Regensburg 28. 6. 1594. Unterzeichnet von der [ksl.] Hofkammer.

Anmerkungen

1
HKA Wien, Hoffinanz Ö, Bücher 479, fol. 175’.
2
 Nr. 249.
3
 Reichard Strein, Geheimer Rat und Obersthofmeister Ehg. Matthias’, hielt sich in dessen Auftrag wegen des Türkenkriegs am RT auf (Fleischmann, Beschreibung [N2]) und war vorrangig an den Ks. abgeordnet. Daneben sprach er für den Ehg. in dessen Funktion als Oberbefehlshaber in Ungarn bei mehreren Reichsff. vor, um deren Unterstützung für die Bewilligung einer möglichst hohen Türkenhilfe zu erbitten. Vgl. Vollmachten des Ehg. für Strein (jeweils Feldlager vor Gran, 7. 6. 1594) an Kuradministrator Friedrich Wilhelm von Sachsen (HStA Dresden, GA Loc. 8519/1, fol. 45, 45’. Or.), Hg. Maximilian von Bayern (HStA München, KÄA 3232, fol. 181, 182*. Or.) und Pfgf. Philipp Ludwig von Neuburg (HStA München, K. blau 274/9, fol. 201, 204’. Or.; präs. Regensburg, 2. 7. {22. 6.}). Letzterer beantwortete die wohl nur mündlich vorgebrachte Werbung schriftlich mit der Zusage, die Türkenhilfe nach allen Möglichkeiten zu befördern (an Ehg. Matthias; Regensburg, 4. 7. {24. 6.} 1594: Ebd., fol. 202–203’. Konz.).
4
 Die Beilage fehlt an dieser Stelle in den ksl.

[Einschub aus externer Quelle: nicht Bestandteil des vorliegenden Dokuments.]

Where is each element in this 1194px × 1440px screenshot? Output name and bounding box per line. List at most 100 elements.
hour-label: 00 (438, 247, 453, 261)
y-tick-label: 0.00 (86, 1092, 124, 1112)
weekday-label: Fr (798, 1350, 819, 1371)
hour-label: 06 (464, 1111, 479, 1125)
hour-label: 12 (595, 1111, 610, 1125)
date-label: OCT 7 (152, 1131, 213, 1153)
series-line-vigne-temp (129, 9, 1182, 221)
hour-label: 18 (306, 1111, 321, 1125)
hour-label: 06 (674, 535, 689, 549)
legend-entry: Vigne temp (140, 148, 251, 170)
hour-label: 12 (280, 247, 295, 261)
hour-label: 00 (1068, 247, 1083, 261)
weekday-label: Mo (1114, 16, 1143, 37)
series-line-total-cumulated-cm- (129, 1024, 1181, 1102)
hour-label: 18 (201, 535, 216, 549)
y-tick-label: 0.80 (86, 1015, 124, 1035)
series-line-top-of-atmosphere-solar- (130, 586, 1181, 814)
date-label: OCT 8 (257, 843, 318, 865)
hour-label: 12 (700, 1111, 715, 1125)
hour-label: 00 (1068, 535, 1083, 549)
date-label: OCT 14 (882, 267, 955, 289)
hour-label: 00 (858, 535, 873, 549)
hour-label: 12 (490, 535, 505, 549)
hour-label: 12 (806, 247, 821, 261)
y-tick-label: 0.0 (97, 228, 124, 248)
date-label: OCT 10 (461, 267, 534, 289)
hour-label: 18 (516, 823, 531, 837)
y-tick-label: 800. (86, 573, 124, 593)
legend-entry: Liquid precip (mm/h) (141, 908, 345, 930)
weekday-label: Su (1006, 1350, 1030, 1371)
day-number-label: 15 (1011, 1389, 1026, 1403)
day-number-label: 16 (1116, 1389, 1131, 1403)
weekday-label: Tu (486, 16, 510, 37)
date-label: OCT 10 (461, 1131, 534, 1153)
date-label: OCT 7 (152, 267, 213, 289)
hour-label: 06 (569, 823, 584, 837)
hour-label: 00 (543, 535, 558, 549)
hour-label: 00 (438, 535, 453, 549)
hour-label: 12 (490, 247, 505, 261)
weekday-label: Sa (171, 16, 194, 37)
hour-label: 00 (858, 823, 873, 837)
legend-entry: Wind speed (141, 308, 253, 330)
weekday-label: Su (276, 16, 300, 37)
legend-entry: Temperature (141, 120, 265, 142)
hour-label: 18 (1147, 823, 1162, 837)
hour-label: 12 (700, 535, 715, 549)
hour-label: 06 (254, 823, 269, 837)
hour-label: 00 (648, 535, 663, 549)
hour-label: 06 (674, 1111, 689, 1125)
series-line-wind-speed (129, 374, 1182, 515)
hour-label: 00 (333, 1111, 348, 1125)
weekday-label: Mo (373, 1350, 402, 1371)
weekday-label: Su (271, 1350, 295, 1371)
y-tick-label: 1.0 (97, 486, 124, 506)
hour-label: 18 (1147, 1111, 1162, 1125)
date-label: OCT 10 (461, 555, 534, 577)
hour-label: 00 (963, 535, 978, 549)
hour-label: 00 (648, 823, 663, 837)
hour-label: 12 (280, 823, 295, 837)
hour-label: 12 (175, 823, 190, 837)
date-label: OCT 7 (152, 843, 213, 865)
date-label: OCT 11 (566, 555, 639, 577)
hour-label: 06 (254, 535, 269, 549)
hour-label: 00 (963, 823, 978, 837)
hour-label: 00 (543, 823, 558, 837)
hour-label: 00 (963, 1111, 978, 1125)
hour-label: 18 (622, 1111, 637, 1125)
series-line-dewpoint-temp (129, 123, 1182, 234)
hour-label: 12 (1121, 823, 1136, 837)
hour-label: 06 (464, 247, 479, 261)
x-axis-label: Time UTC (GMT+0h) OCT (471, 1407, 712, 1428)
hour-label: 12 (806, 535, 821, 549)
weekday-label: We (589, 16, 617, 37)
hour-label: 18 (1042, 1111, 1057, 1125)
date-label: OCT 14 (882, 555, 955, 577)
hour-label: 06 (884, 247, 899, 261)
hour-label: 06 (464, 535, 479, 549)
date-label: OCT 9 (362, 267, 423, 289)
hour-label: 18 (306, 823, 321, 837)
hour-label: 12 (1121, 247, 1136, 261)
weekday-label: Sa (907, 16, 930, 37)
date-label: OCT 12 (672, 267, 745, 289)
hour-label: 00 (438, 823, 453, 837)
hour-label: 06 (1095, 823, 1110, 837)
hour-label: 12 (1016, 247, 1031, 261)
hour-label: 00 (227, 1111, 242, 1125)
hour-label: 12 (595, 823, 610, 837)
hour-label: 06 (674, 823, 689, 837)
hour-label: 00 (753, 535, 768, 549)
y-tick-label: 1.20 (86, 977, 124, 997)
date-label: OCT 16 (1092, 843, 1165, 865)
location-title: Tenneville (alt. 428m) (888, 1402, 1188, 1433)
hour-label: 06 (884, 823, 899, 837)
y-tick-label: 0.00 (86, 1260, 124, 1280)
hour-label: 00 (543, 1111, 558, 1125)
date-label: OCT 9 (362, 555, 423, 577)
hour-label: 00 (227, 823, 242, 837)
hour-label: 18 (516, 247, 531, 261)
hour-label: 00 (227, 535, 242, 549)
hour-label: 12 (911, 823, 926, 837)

Akten. Vgl. Nr. 268.
a
 unnd nottürfftig] Fehlt in B.
5
 Vgl. Anm. 15 bei Nr. 5.
6
 Beschluss einer eilenden Truppenhilfe im RAb Speyer 1526, §§ 12–15 (Aulinger, RTA JR V/VI, Nr. 221 S. 885–887; Akten zum Vollzug der Hilfe: Ebd., Nr. 175–184 S. 749–768). Abschied des Fürstentags zu Esslingen [nach dem Tod Kg. Ludwigs II. von Ungarn in der Schlacht bei Mohács] unter der Leitung Mgf. Philipps I. von Baden (21. 12. 1526), §§ 1–17: Verweisung der Beratung einer großen beharrlichen Hilfe an einen nachfolgenden RT; Verwendung der Restanten der Speyerer eilenden Hilfe für die Gegenwehr direkt bedrohter Reichsstände; deren Absprache über Abwehrmaßnahmen im Fall eines türkischen Angriffs auf die Reichsgrenze (ebd., Nr. 237 S. 957–960; vgl. auch die Entwürfe für eine beharrliche Hilfe: Ebd., Nr. 229 f. S. 917–934).
7
 Vgl. Anm. 11 bei Nr. 250.
8
 In der Textvorlage korr. aus: geldts.
9
 Bezugnahme auf den derzeitigen Krieg in Ungarn. Vgl. die Replik des Ks. [Nr. 250], fol. 314 f. [Dann sovil irer Mt. … krieg /314’/ angefangen].